Thursday, September 10, 2009

Watch The Last Days of Lehman Brothers Online Free

A year ago I knew nothing about finance. As far as I was concerned a credit crunch was what happened when my programme's end credits were squeezed into the top right hand corner of the TV screen to make way for a "coming next".

It was a disaster movie, it was Apollo 13 with the titans of Wall Street racing the clock to save the stricken bank; it was a Greek tragedy with Lehman's chief executive brought down by his own tragic flaw; it was Twelve Angry Men with solutions sought in smoke-filled rooms

So when the global credit crunch hit the news last year and newsreaders told all about how bankers had been caught out buying and selling debt my automatic reaction was: "Oh that's a good idea, can we get someone to buy ours?"

And then Kate Harwood, Head of BBC Drama Production, sidled up to me in the middle of March and asked me to produce a 60-minute drama about the weekend Lehman Brothers went bankrupt.

'Financial idiot'

I warned her that she had picked the wrong woman and probably ought to find someone who at the very least understood the business pages of the Sunday papers, but she was firm.

If a financial idiot like me could produce a drama that explained what had happened to a financial idiot like her, we would be performing a public service.

I had only a few weeks to get very quickly up to speed.

We were working with the BBC team who were preparing a documentary series to mark the anniversary, and as soon as I read the research they had pulled together it was clear that we had all the material for a great drama.

Yes, it was about finance, but it was about so much more besides.

It was a disaster movie, it was Apollo 13 with the titans of Wall Street racing the clock to save the stricken bank; it was a Greek tragedy with Lehman's chief executive brought down by his own tragic flaw; it was Twelve Angry Men with solutions sought in smoke-filled rooms.

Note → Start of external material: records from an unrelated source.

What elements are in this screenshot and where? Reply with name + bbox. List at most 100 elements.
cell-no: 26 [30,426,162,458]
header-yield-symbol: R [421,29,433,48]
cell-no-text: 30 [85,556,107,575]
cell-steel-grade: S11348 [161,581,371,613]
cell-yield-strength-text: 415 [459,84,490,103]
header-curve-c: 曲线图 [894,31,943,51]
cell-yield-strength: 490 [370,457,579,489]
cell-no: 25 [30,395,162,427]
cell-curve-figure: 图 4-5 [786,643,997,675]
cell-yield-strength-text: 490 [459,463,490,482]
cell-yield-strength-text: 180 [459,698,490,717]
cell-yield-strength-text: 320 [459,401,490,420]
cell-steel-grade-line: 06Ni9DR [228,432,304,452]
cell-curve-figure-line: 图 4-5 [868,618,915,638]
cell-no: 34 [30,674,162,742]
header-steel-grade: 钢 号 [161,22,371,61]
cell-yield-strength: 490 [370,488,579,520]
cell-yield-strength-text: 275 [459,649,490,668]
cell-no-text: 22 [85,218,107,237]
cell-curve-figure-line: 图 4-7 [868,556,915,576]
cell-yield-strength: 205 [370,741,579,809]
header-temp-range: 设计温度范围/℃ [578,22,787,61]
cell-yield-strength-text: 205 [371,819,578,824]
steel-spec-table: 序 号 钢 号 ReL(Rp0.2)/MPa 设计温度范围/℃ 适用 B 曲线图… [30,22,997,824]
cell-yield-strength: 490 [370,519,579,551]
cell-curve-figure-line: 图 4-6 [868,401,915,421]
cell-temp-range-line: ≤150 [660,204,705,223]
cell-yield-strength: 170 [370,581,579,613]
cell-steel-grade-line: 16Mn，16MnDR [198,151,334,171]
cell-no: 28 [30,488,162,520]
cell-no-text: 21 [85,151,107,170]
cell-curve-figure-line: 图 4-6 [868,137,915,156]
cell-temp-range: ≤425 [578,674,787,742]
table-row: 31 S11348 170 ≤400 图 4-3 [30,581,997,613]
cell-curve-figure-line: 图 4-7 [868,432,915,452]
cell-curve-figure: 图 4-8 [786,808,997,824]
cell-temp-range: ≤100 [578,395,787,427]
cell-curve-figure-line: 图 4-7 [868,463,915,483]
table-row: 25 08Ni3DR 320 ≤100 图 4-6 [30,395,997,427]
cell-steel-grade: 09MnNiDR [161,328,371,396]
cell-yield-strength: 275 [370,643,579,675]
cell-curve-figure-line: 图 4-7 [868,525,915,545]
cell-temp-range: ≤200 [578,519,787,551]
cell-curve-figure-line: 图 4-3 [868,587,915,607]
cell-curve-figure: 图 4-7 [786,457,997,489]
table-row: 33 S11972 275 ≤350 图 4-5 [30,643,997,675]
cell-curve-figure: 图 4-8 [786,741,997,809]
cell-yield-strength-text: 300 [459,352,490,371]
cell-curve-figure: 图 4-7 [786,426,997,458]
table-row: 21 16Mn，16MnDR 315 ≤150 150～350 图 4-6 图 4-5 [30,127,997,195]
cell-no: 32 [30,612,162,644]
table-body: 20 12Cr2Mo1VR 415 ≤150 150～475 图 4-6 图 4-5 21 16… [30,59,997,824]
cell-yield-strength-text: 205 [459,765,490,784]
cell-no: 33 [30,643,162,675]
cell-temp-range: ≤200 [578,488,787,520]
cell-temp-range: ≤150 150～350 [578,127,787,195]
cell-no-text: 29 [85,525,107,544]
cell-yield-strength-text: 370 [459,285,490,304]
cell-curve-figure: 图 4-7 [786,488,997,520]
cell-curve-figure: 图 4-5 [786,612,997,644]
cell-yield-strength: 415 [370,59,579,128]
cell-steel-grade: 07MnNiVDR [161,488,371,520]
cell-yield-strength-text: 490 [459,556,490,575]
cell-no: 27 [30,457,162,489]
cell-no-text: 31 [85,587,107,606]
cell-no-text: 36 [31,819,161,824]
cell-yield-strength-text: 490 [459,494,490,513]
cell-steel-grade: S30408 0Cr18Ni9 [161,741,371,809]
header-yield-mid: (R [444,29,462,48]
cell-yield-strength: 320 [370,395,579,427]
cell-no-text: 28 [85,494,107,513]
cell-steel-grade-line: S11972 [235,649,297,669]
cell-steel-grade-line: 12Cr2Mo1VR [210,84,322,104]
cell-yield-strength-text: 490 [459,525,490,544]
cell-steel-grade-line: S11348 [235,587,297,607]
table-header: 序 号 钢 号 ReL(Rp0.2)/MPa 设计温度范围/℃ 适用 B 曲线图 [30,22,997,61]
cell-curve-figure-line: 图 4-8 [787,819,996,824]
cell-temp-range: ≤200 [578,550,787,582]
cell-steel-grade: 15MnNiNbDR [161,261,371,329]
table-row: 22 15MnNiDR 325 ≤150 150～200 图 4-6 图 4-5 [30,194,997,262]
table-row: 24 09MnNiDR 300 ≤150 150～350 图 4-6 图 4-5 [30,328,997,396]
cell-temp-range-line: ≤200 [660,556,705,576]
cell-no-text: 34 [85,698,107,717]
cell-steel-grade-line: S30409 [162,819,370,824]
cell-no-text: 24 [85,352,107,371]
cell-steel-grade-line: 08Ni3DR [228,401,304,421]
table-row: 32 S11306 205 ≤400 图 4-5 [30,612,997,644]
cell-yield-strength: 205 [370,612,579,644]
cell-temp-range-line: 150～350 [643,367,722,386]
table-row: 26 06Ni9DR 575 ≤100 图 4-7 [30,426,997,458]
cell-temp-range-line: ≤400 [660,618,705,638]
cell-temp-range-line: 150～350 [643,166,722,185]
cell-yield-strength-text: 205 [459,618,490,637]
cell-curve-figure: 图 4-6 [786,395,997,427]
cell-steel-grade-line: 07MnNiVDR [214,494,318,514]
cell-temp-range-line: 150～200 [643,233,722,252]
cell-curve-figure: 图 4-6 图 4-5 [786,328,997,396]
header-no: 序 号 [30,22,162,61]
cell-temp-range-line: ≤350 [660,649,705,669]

In mid April our scriptwriter, Bafta-nominated Craig Warner, started work and our drama began to take shape.

London's 'Fed'

James Cromwell (right) and Corey Johnson  (left)
James Cromwell (right) plays US Treasury Secretary Hank Paulson

We embarked on casting and met an extraordinary number of expat American actors living and working in the UK.

We were pleased to attract the talents of James Cromwell (LA Confidential, Babe, Six Feet Under, Tales of the City) to play US Treasury Secretary Hank Paulson and Corey Johnson (United 93) to play Lehman CEO Dick Fuld.

As a low budget drama for BBC Two, we were never going to be able to shoot New York in New York, so we got busy trying to find it within the M25.

We looked at office blocks for Lehman's offices, and stately homes for the boardroom at the Federal Reserve Bank of New York, (where the fate of Lehman was thrashed out a year ago).

We were startled on one location recce to find that we were being taken to the 14th-floor offices that had been used by Lehman's in London until only nine months before.

We committed to the space and found ourselves pressing Lehman's office furniture into service as… Lehman's office furniture. We had found the New York Fed just outside Croydon.

I think I understand a little more about finance now. I even read the business pages first now when the Sunday papers come.

But I wonder if it will last...

The Last Days of Lehman Brothers is broadcast on BBC Two at 2100 BST, on 9 September 2009.